• Evergrande seeks protection from creditors as part of debt restructuring
  • Everdai to meet with creditors later this month for restructuring
  • China’s crisis hits financial markets.Asian stocks face third consecutive week of declines
  • China to cut lending rates on Monday to help property sector

HONG KONG/NEW YORK, Aug. 18 (Reuters) – Troubled developer China Evergrande (3333.HK) plans to launch one of the world’s largest debt restructurings amid growing fears of a deterioration in China’s assets. As part of that, it has filed for bankruptcy protection in a U.S. court. Crisis and weakening economy.

Once China’s top-grossing developer, Evergrande has become a symbol of an unprecedented debt crisis in the real estate sector, which accounts for about a quarter of the country’s economy, as it faces a liquidity squeeze in mid-2021. became.

The developer is seeking protection under Chapter 15 of the U.S. Bankruptcy Code, which protects the non-U.S. company in restructuring from lawsuits and creditors who want to seize U.S. assets.

While the application is procedural in nature, the circumstances suggest that the world’s most indebted real estate developers, with more than $300 billion in total debt, must apply as part of the restructuring process under U.S. law. said two people familiar with the matter.

The source declined to be named, citing the sensitivity of the matter.

Evergrande declined to comment.

Evergrande’s offshore debt restructuring includes a total of $31.7 billion, including bonds, collateral and repurchase obligations. He plans to meet with creditors later this month to discuss a restructuring plan.

Since then, a string of Chinese property developers have defaulted on offshore debt, left homes unfinished, sending sales plummeting, hurting the world’s second-largest economy and shattering investor confidence. Ta.

The real estate sector crisis is also fueling contagion risks, which could have destabilizing effects on an economy already weakened by weak domestic consumption, slowing factory activity, rising unemployment and weak foreign demand.

China’s largest asset manager failed to pay back some investment obligations and warned of a liquidity crisis, while Country Garden (2007.HK), the country’s number one private developer, announced the latest in a stifling cash shortage. issued a warning.

All of this comes at a time when property investment, home sales and new construction have been contracting for more than a year.

Morgan Stanley this week followed some of the world’s biggest brokerages by cutting its growth forecast for China this year. China’s gross domestic product (GDP) is expected to grow 4.7% this year, down from the previous forecast of 5%.

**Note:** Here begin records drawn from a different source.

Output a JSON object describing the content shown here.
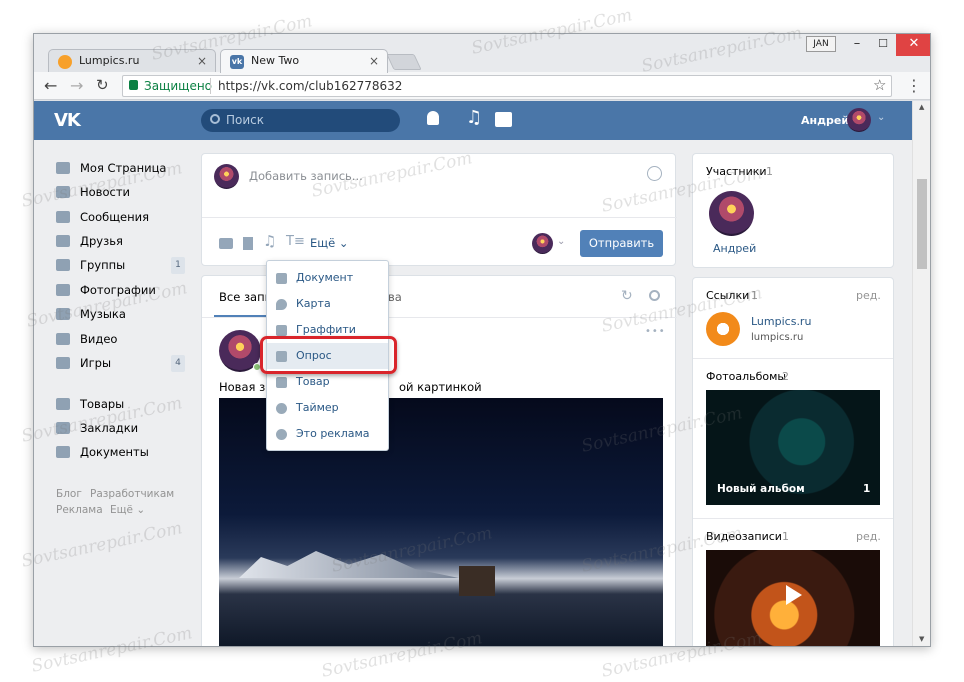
{
  "window": {
    "lang_badge": "JAN",
    "controls": {
      "min": "–",
      "max": "☐",
      "close": "✕"
    }
  },
  "tabs": [
    {
      "title": "Lumpics.ru",
      "favicon_color": "#f7a02a",
      "close": "×"
    },
    {
      "title": "New Two",
      "favicon_color": "#4a76a8",
      "favicon_text": "vk",
      "close": "×"
    }
  ],
  "toolbar": {
    "secure_label": "Защищено",
    "url": "https://vk.com/club162778632",
    "star": "☆",
    "menu": "⋮"
  },
  "vk": {
    "logo": "VK",
    "search_placeholder": "Поиск",
    "user_name": "Андрей"
  },
  "sidebar": {
    "items": [
      {
        "label": "Моя Страница"
      },
      {
        "label": "Новости"
      },
      {
        "label": "Сообщения"
      },
      {
        "label": "Друзья"
      },
      {
        "label": "Группы",
        "badge": "1"
      },
      {
        "label": "Фотографии"
      },
      {
        "label": "Музыка"
      },
      {
        "label": "Видео"
      },
      {
        "label": "Игры",
        "badge": "4"
      }
    ],
    "items2": [
      {
        "label": "Товары"
      },
      {
        "label": "Закладки"
      },
      {
        "label": "Документы"
      }
    ],
    "footer": {
      "blog": "Блог",
      "dev": "Разработчикам",
      "ads": "Реклама",
      "more": "Ещё ⌄"
    }
  },
  "composer": {
    "placeholder": "Добавить запись...",
    "more_label": "Ещё ⌄",
    "send_label": "Отправить"
  },
  "dropdown": {
    "items": [
      {
        "label": "Документ"
      },
      {
        "label": "Карта"
      },
      {
        "label": "Граффити"
      },
      {
        "label": "Опрос"
      },
      {
        "label": "Товар"
      },
      {
        "label": "Таймер"
      },
      {
        "label": "Это реклама"
      }
    ]
  },
  "wall": {
    "tab_all": "Все запи",
    "tab_other": "ва",
    "post_text_left": "Новая за",
    "post_text_right": "ой картинкой",
    "dots": "•••"
  },
  "right": {
    "members_title": "Участники",
    "members_count": "1",
    "member_name": "Андрей",
    "links_title": "Ссылки",
    "links_count": "1",
    "edit": "ред.",
    "link_name": "Lumpics.ru",
    "link_url": "lumpics.ru",
    "albums_title": "Фотоальбомы",
    "albums_count": "2",
    "album_name": "Новый альбом",
    "album_count": "1",
    "videos_title": "Видеозаписи",
    "videos_count": "1",
    "videos_edit": "ред."
  },
  "watermark": "Sovtsanrepair.Com"
}
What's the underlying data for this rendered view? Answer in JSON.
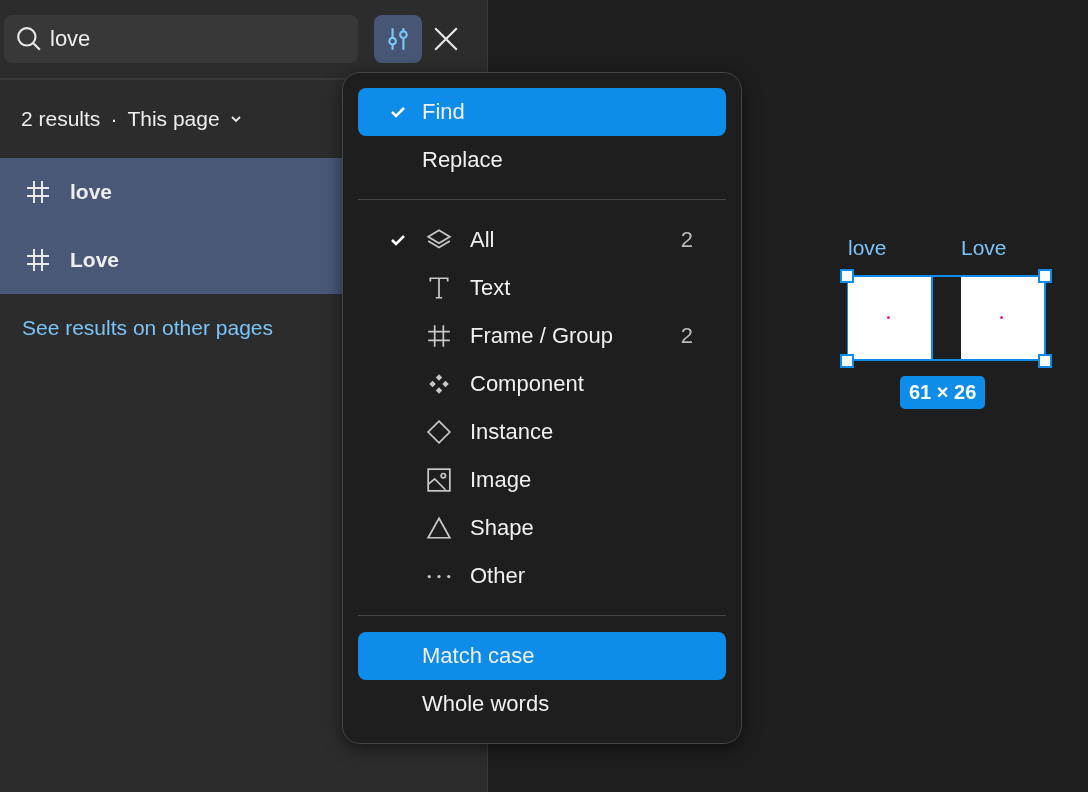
{
  "search": {
    "value": "love"
  },
  "filter_button": {
    "active": true
  },
  "summary": {
    "count": "2 results",
    "separator": "·",
    "scope": "This page"
  },
  "results": [
    {
      "name": "love",
      "selected": true
    },
    {
      "name": "Love",
      "selected": true
    }
  ],
  "other_pages_link": "See results on other pages",
  "menu": {
    "modes": [
      {
        "label": "Find",
        "checked": true,
        "highlighted": true
      },
      {
        "label": "Replace",
        "checked": false,
        "highlighted": false
      }
    ],
    "types": [
      {
        "label": "All",
        "kind": "layers",
        "checked": true,
        "count": "2"
      },
      {
        "label": "Text",
        "kind": "text",
        "checked": false
      },
      {
        "label": "Frame / Group",
        "kind": "frame",
        "checked": false,
        "count": "2"
      },
      {
        "label": "Component",
        "kind": "component",
        "checked": false
      },
      {
        "label": "Instance",
        "kind": "instance",
        "checked": false
      },
      {
        "label": "Image",
        "kind": "image",
        "checked": false
      },
      {
        "label": "Shape",
        "kind": "shape",
        "checked": false
      },
      {
        "label": "Other",
        "kind": "other",
        "checked": false
      }
    ],
    "options": [
      {
        "label": "Match case",
        "checked": false,
        "highlighted": true
      },
      {
        "label": "Whole words",
        "checked": false,
        "highlighted": false
      }
    ]
  },
  "canvas": {
    "frames": [
      {
        "name": "love"
      },
      {
        "name": "Love"
      }
    ],
    "size_badge": "61 × 26"
  }
}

A growing number of economists have warned that China may miss its target of 5% annual growth this year unless the government does more supportive measures to keep growth from slowing.

China’s economic and property woes, plus the lack of concrete stimulus, are sending chills to global markets. Asian stocks (.MIAPJ0000PUS) fell 2.8% for the week, expected to fall for a third consecutive week. China’s blue chips (.CSI300) fell 0.5% and Hong Kong’s Hang Seng Index (.HSI) dropped another 1.3%.

China is expected to cut lending standards in a monthly decision on Monday, with many analysts expecting a significant cut in mortgage reference rates to revive credit demand and boost a struggling real estate sector. there is

debt restructuring

The central bank reiterated its intention to adjust and optimize property policy in response to the deepening property market crisis, according to its second-quarter monetary policy implementation report released this week.

Since the industry’s debt turmoil erupted in mid-2021 with Evergrande at the center of the turmoil, companies responsible for 40% of China’s home sales, mostly private property developers, have defaulted.

China’s second-largest private developer, Longfor Group (0960.HK), said Friday that it had cut its “profitability” in response to shifting supply and demand in the real estate market as developers scrambled to allay investors’ concerns. announced that it will accelerate the structure.

Evergrande announced an offshore debt restructuring plan in March, which it hopes will facilitate a gradual resumption of operations and cash flow generation. We are currently gathering support from creditors to complete the process.

Tenkichi Holdings, an affiliate of the development company, also sought Chapter 15 protection in bankruptcy court in Manhattan on Thursday.

In its filing with Manhattan Bankruptcy Court, Evergrande said it is seeking approval for ongoing restructuring talks in Hong Kong, the Cayman Islands and the British Virgin Islands.

The company proposed to schedule a Chapter 15 certification hearing for Sept. 20.

Last June, another Chinese developer, Hyundai (China) Co., Ltd. (1107.HK), was granted Chapter 15 bankruptcy approval after failing to pay offshore bonds due in October 2021. had applied. New York code.

Trading in China Evergrande has been suspended since March 2022. Shares of Evergrande Service Corp (6666.HK) fell as much as 20% on Friday, while China Evergrande New Energy Vehicle Group (0708.HK) fell as much as 17%.

Reported by Claire Jim in Hong Kong, Jonathan Stempel and Dietrich Knaut in New York and Manya Saini in Bengaluru. Written by Sumeet Chatterjee.Editing: Sri Navaratnam

Our criteria: Thomson Reuters Trust Principles.